Artists are the same. True artists recognize a fellowship far more significant than any political, philosophical, or aesthetic differences. They have all felt the thumb of God, to use Margaret Atwood’s image, pressing down on their head, and this makes them brothers and sisters. You don’t fight with family; Father would not be pleased.

I find ecumenism is therefore a good test against Pharisaism. If a Christian runs down Judaism, or vice versa, a Catholic Protestantism, or vice versa, a Buddhist Christianity, and so forth, you know they are not genuine about their own religion. They are just using it as a mask; wolves in sheep’s clothing.

Serious artists similarly do not run down aesthetic schools other than their own. Fans or critics may mock country music, or jazz, or bubblegum, or whatever. But serious musicians do not; music is music. We rock snobs used to condemn the Monkees as phonies; but not Jerry Garcia, say, or Frank Zappa. We used to condemn Tin Pan Alley; but not Robbie Robertson, Paul Simon, or Keith Richards. We used to condemn Lawrence Welk. But among his buddies were many great jazz musicians.

This is not indifferentism. All the great religions are essentially true, not equally true. Often apparent disagreement is only a matter of terminology or emphasis. Yet when it is real, one must be right and the others wrong. But that mistake is far less important than being a good Muslim, if Muslim, or a good Jew, if Jewish.
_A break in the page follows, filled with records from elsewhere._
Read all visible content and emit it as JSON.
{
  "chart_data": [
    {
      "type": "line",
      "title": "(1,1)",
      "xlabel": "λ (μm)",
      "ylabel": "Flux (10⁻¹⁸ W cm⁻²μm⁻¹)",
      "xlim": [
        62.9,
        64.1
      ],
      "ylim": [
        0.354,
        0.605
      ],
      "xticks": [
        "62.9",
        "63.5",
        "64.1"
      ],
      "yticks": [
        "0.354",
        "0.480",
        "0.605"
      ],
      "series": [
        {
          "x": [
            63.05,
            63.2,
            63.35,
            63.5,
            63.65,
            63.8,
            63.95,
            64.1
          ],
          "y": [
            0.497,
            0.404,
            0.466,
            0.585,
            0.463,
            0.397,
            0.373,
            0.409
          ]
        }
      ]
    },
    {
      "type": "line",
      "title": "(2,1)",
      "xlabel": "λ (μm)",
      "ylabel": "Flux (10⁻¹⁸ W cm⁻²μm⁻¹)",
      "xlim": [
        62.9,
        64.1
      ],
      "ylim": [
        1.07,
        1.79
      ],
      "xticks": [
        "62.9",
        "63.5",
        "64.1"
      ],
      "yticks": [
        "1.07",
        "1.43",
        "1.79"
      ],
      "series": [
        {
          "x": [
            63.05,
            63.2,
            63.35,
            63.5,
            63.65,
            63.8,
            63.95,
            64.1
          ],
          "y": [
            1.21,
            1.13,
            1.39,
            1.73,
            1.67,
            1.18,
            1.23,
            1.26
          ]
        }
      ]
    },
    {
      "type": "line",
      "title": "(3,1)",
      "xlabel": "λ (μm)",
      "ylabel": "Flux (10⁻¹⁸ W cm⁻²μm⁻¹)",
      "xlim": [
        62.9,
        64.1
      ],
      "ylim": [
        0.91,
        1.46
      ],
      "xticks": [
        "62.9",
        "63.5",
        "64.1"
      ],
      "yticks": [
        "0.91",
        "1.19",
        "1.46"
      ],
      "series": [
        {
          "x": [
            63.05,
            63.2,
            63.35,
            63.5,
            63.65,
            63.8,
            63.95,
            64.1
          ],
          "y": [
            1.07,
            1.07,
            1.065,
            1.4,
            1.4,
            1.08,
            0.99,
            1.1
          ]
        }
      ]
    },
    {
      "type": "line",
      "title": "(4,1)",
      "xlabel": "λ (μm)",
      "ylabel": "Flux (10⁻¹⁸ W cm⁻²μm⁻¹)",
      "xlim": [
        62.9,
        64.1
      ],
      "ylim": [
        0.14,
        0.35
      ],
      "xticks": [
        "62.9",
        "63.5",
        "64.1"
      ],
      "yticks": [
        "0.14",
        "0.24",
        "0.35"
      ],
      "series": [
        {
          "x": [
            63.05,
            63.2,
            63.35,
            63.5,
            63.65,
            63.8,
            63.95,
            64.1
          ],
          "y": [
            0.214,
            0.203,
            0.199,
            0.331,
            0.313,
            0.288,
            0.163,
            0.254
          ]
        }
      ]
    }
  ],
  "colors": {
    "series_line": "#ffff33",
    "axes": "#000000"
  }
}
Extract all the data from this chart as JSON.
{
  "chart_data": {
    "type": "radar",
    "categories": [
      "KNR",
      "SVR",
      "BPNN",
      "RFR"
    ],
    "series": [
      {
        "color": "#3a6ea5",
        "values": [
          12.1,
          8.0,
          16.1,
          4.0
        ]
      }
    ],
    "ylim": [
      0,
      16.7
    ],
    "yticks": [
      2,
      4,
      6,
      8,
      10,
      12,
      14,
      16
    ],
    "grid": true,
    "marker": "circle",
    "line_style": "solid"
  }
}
Similarly, not all artistic styles and forms are equally difficult or equally beautiful. Photography is a lesser calling than oil painting. Musicianship is a lesser art than composing. Hip hop is less sophisticated than jazz. But that is secondary to doing a fine job at whatever medium and genre you are working in.

Nor is a serious artist eager to condemn another for bad art, if their heart is in the right place. Any true artist also knows the inspiration comes not from them, but from elsewhere; there but for the grace of God… 

And the same for the religious. In the words of Goethe, “Man is doomed to err, so long as he is striving.” It is in the striving; it is where the heart is.